To find the measure of ∠PAD+∠PCB, we need to use some properties of parallelograms and angles.
Step 1: Draw the parallelogram ABCD and point P inside the parallelogram.
Step 2: Since ABCD is a parallelogram, opposite angles are congruent.
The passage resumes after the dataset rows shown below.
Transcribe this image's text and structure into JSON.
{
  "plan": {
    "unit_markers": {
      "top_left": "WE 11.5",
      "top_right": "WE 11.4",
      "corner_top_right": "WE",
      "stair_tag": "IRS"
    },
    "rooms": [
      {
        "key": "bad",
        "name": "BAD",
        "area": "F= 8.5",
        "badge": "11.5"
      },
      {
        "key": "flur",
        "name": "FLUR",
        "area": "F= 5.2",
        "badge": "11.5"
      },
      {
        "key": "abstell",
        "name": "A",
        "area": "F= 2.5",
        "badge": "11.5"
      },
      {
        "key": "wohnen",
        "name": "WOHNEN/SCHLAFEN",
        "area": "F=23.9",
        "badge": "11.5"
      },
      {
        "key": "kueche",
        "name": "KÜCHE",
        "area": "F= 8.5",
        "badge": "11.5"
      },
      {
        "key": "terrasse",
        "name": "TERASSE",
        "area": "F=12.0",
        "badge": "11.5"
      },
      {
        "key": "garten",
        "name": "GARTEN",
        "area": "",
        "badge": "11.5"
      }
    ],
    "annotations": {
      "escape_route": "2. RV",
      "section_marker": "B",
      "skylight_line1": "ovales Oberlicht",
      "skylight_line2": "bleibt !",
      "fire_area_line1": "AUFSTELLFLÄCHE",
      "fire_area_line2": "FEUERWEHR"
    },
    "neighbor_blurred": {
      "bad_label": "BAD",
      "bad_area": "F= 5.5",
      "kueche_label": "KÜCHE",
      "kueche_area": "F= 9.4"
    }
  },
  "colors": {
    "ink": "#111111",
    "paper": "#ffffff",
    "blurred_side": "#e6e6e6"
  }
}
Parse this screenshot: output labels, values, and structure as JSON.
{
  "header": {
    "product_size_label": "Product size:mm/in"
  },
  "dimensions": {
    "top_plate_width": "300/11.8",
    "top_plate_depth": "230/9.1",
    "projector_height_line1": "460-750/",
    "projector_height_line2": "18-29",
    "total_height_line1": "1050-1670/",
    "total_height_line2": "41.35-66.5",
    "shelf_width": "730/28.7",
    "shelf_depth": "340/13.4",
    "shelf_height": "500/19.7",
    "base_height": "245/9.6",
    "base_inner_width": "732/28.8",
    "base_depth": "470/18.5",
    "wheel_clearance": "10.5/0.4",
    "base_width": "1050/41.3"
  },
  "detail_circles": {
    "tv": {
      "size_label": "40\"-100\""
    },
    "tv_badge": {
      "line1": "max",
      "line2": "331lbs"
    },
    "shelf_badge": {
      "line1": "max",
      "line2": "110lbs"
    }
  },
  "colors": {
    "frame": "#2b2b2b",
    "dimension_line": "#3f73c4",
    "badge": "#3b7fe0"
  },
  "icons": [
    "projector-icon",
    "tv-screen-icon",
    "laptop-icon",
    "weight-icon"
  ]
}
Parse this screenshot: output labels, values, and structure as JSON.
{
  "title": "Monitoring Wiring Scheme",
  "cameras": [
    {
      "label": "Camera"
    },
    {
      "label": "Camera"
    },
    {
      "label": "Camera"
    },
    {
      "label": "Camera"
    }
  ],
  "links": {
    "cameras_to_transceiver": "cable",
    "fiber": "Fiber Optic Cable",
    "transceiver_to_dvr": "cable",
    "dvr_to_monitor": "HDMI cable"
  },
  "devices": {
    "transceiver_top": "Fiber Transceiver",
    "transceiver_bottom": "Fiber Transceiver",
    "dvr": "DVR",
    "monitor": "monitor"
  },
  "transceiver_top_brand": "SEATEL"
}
So, we have ∠ADC = ∠BCD.
Step 3: We are given that ∠ADC = 75°. Therefore, ∠BCD = 75° as well.
Step 4: Now, let's use the fact that the sum of angles in a triangle is 180°.
In triangle APD, we have ∠APD + ∠PAD + ∠DAP = 180°. (Equation 1)
Similarly, in triangle CPB, we have ∠CPB + ∠PCB + ∠BCP = 180°. (Equation 2)
Step 5: From the given information, we know that ∠APD + ∠CPB = 180°. We can rewrite this equation as ∠APD = 180° - ∠CPB.
Step 6: Substituting this value into Equation 1, we get (180° - ∠CPB) + ∠PAD + ∠DAP = 180°.
Step 7: Since ∠DAP equals ∠BCD (as they are opposite angles), we can rewrite Equation 6 as (180° - ∠CPB) + ∠PAD + ∠BCD = 180°.
Step 8: Now, we can substitute the given value ∠BCD = 75° into Equation 7 to get (180° - ∠CPB) + ∠PAD + 75° = 180°.
Step 9: Simplifying Equation 8, we have 180° - ∠CPB + ∠PAD + 75° = 180°.
Step 10: Rearranging terms, we get ∠PAD + ∠CPB = 180° - 75° - 75°.
Step 11: Evaluating the right side of Equation 10, we find ∠PAD + ∠CPB = 180° - 150°.
Step 12: Calculating further, we have ∠PAD + ∠CPB = 30°.
Therefore, the measure of ∠PAD + ∠PCB is 30°.